Da questo punto in avanti il film decolla e Germani sale in cattedra con una regia sobria ma efficacissima nel catturare tutto il senso di terrore e di claustrofobia provato dai due protagonisti (interpretati dai bravi Marco Aceti e Giulia Todaro), giocando soprattutto con la messa a fuoco e i primi piani stretti (un elogio doveroso lo merita tutto il comparto tecnico che comprende la fotografia a cura dello stesso regista, gli effetti visivi di Luca Saviotti e il montaggio di Claudio D’Elia); va detto altresì che, in questo climax ascendente dove fanno capolino anche i numi tutelari di tutto il thriller-horror italico che si rispetti (ci riferiamo naturalmente a Bava ed Argento), l’autore romano non si tira certo indietro nel mostrare le più turpi atrocità (tra corpi straziati e “feticci” in bella mostra c’è di che soddisfare chi cerca il macabro e lo splatter…) – grazie anche al come sempre notevole lavoro del maestro Sergio Stivaletti agli effetti speciali -, scelta radicale e a suo modo controversa tenuto conto che tutto ciò rimanda a fatti realmente accaduti.
Eppure, paradossalmente, anche attraverso questo cazzotto in faccia teso a rimarcare che la violenza ferina e apparentemente senza senso può far parte di noi più di quanto siamo disposti razionalmente ad accettare, si palesa il vero “nocciolo” del film, quell’empatia per le vittime della quale prendiamo coscienza compiutamente in un segmento finale teso e palpitante, dove vengono al pettine in maniera tragica tutti i nodi irrisolti di una relazione “tossica” (tema quantomai attuale), nella perpetuazione di un male che sembra atavico e mediato da forze arcane.

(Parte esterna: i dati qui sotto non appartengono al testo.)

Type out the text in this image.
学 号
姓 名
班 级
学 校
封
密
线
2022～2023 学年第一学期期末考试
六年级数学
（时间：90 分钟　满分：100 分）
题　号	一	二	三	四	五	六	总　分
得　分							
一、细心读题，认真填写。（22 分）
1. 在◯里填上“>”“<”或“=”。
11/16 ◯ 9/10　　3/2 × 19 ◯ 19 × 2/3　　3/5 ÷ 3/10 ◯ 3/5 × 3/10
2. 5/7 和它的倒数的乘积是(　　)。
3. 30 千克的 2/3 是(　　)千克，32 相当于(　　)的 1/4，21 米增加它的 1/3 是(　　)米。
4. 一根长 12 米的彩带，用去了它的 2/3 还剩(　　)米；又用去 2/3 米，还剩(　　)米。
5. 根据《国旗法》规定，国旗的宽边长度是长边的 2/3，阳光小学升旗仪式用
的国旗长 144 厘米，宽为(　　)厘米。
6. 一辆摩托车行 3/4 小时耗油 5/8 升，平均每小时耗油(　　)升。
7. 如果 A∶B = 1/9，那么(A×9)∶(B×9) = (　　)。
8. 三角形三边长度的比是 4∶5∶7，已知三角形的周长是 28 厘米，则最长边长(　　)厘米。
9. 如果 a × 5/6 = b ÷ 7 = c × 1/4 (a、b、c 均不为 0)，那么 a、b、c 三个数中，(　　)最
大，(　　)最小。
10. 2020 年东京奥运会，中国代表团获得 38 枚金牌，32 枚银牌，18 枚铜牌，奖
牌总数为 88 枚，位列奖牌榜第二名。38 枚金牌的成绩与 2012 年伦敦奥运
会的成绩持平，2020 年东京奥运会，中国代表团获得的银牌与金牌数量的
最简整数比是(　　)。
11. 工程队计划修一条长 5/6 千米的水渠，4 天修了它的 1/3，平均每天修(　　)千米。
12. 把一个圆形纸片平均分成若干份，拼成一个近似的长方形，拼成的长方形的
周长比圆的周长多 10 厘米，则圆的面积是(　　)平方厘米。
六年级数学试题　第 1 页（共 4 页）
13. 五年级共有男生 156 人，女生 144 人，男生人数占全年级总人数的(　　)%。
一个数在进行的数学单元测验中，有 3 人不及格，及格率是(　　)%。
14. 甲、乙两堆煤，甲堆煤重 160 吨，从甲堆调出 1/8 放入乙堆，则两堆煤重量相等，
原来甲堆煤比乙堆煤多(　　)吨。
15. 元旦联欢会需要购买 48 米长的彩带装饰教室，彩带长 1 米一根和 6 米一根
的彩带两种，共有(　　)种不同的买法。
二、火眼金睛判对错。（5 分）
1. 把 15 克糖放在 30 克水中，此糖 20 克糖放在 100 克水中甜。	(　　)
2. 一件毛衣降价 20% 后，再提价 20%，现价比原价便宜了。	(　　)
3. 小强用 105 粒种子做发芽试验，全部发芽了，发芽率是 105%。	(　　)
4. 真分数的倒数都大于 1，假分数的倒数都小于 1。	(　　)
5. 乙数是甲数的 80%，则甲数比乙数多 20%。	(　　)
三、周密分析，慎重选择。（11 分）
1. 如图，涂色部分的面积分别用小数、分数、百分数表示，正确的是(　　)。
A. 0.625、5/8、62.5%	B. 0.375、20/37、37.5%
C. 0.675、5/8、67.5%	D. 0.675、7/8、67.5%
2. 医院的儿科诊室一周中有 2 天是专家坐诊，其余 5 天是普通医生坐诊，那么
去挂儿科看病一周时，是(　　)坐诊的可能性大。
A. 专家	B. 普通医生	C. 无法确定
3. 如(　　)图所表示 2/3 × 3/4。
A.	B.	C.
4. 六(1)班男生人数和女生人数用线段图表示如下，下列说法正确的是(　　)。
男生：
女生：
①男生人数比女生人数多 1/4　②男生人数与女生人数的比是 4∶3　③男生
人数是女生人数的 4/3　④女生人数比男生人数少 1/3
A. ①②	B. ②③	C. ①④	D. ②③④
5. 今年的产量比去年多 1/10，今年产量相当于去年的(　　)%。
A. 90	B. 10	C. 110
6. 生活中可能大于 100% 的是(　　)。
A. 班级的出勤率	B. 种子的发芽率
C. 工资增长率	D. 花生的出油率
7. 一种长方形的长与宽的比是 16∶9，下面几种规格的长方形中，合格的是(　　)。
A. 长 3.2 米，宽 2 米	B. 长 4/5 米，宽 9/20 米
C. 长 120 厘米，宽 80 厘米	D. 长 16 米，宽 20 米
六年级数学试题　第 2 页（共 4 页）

In definitiva Lettera H – attualmente disponibile solo su piattaforma, in attesa di un’auspicabile uscita in home video – è la dimostrazione che con creatività e talento si possono realizzare ottimi prodotti anche non disponendo di grandi budget, e che di conseguenza per trovare certe perle nascoste bisogna cercare in lidi più indipendenti rispetto ad un mainstream che ormai puzza di stantio lontano un miglio.